Watching the program, I was amazed that FDR could carry off the myth and the non-myth simultaneously. Everybody knew — hell, even I knew it — that he had gotten polio and couldn’t walk.
It was a brilliant subterfuge. We all knew it, and no one denied it, but no photographs were published of FDR being carried or propped up, so we also were able to believe that he was totally strong and capable and if he couldn’t walk on earth he could surely walk on water.
And never was a word published about his affairs, just as it was never publicized that the press secretly called JFK “the president erect.”
Eleanor Roosevelt was considered a huge heroine in my family. She had loomed large all my life until her death in 1962, the year my daughter Skye was born. A little modern dental work might have changed the course of history; if Eleanor had been beautiful, she might not have been taken seriously.
One thing that bothered me about the Roosevelt special was the expunging of FDR’s smoking habit. FDR was a chain-smoker who was hardly ever seen without his ubiquitous cigarette in its extra-long holder. Hunter S. Thompson had nothing on FDR in the smoking department.
Similarly, his cohort Winston Churchill was always holding a lit cigar.
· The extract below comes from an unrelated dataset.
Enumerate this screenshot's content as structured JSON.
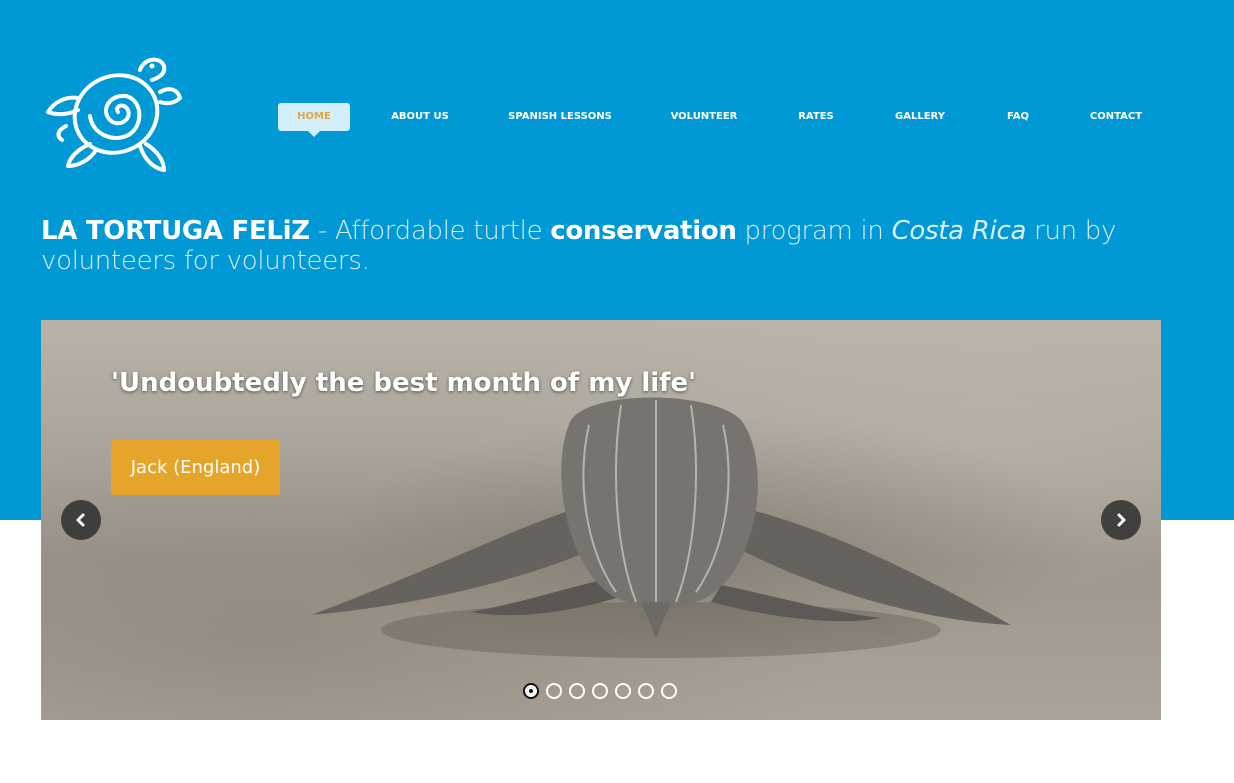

It boggles the mind that Burns was able to clip, cut or skillfully select film frames that belied those images. You’d think — if you didn’t know better — that neither FDR nor Churchill ever touched the stuff.
In the final hours of the show, when FDR was dying, he was shown holding his trademark cigarette. Perhaps there was an absence of footage without it, or perhaps it was a subliminal message that smoking kills.
Either way, one wonders what else may have been omitted or soft-pedaled.